GREET YOUR SPOUSE FIRST

So often when we get home, we go straight to our kids. Of course, its not hard to go to them first when they are waiting at the door to greet us with love and affection. Make it intentional to go to each other first, give each other a hug or kiss and ask how their day was. It shows your kids that your spouse is a priority.

DATE EACH OTHER

It’s a wonderful thing to be pursued, desired and wanted by the person that we love. It’s a choice to be intentional about creating moments and memories together that are fun, adventurous and new. What new memory or new adventure have you been on lately? What new restaurant or new location have you visited together? Invest into date nights or couple time, the future of your marriage is worth the money you spend on a babysitter. And if you can’t do that, turn your living room into a date night. Dim the lights, order delivery dinner, light some candles, put some music on and throw out the picnic rug and enjoy a date at home.
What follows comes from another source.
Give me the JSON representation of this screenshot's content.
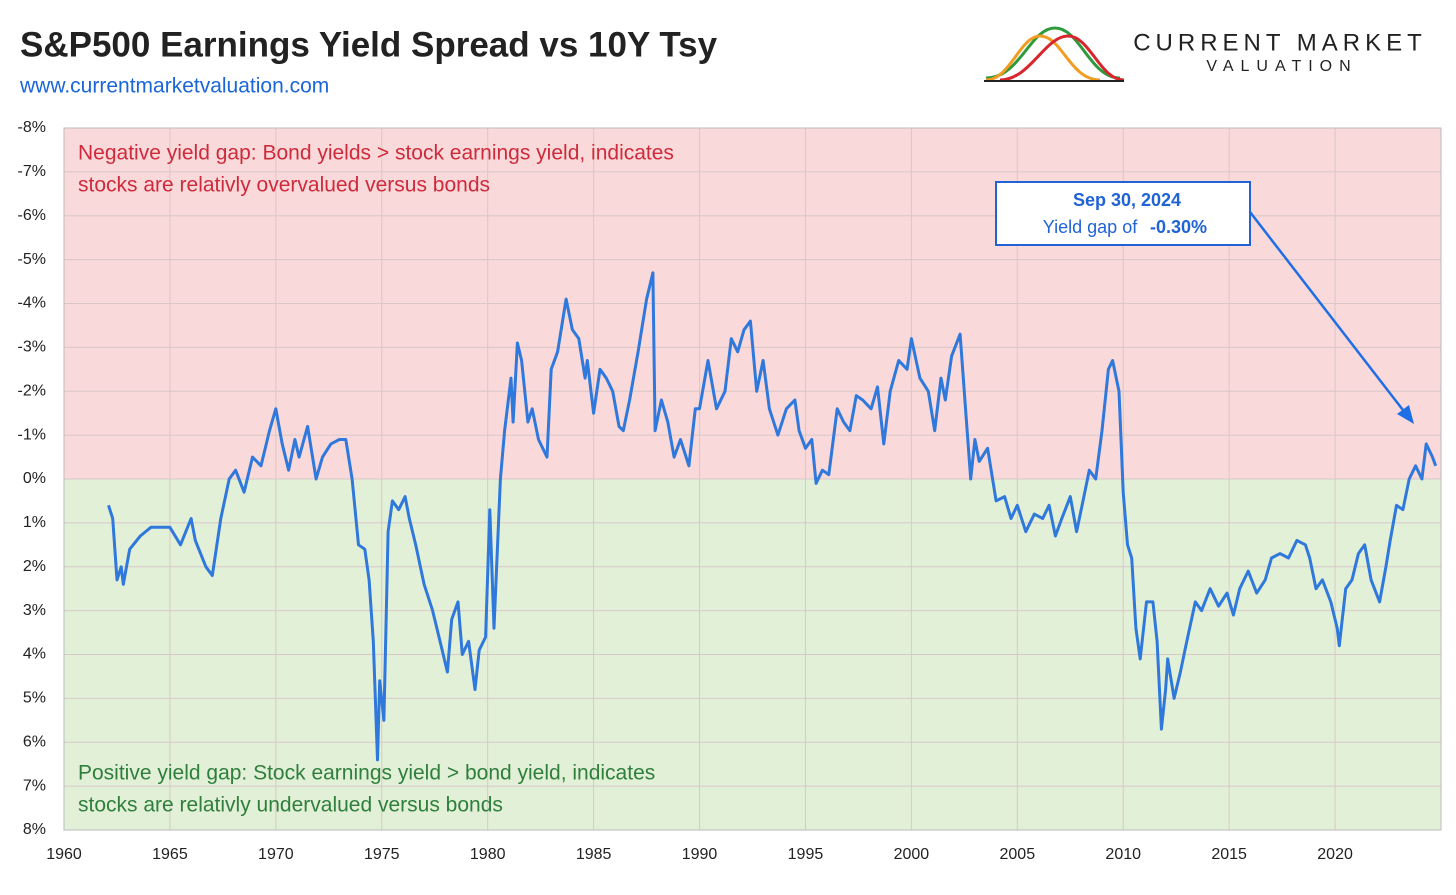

On that date, try not to just talk about the cute things your kids did that day. Focus on each other, make each other laugh, tell silly jokes, ask questions about how each other are going or dream about the future.  Highlight the things you love about each other, tell your spouse the good things they do for you. Appreciate them, say please and thank you on a daily basis.
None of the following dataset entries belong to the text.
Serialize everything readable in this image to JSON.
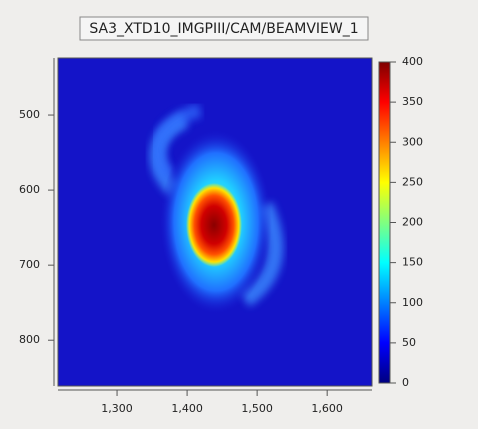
{
  "chart_data": {
    "type": "image",
    "title": "SA3_XTD10_IMGPIII/CAM/BEAMVIEW_1",
    "xlim": [
      1215.7,
      1664
    ],
    "xticks": [
      {
        "value": 1300,
        "label": "1,300"
      },
      {
        "value": 1400,
        "label": "1,400"
      },
      {
        "value": 1500,
        "label": "1,500"
      },
      {
        "value": 1600,
        "label": "1,600"
      }
    ],
    "ylim": [
      424,
      861
    ],
    "y_inverted": true,
    "yticks": [
      500,
      600,
      700,
      800
    ],
    "clim": [
      0,
      400
    ],
    "cticks": [
      0,
      50,
      100,
      150,
      200,
      250,
      300,
      350,
      400
    ],
    "colormap": [
      "#00007f",
      "#0000ff",
      "#0080ff",
      "#00ffff",
      "#80ff80",
      "#ffff00",
      "#ff8000",
      "#ff0000",
      "#7f0000"
    ]
  }
}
CREATE ADULT TIME IN YOUR FAMILY

Establish a bed time routine with your kids that allows you adult time. E.g. set bed time or set time that kids have quiet time in their room so adults can have time in their room (that doesn’t mean you have to have sex but it creates boundaries and shows our kids that adults need time together on their own as well). It also gives you as a couple permission to connect and be present with each other.

GET A LOCK ON YOUR BEDROOM DOOR

As parents we can feel like locking the door means we aren’t available to our kids or we are not attending to their needs. Closing the door means a person wants privacy and this is a helpful boundary to teach kids. Even as kids, they need privacy and down time for their own personal wellness. A lock on the door does not mean you are not available to them, its pretty hard to ignore a cry or scream anyway.

STAY CURIOUS

Don’t assume you know everything about each other. There is so much to know about a person! We are constantly changing, developing and growing. When we are curious, we seek to understand and know more. In your sexual intimacy with your spouse, how can you stay curious? How can you seek to know more about what they like, enjoy, what brings them satisfaction or adventure, what makes them feel safe or what turns them on? What makes them feel desired and wanted?

Work together to cultivate curiosity in your intimacy. And remember, your kids are a product of your love together.

Keep loving each other well! Its an investment worth making!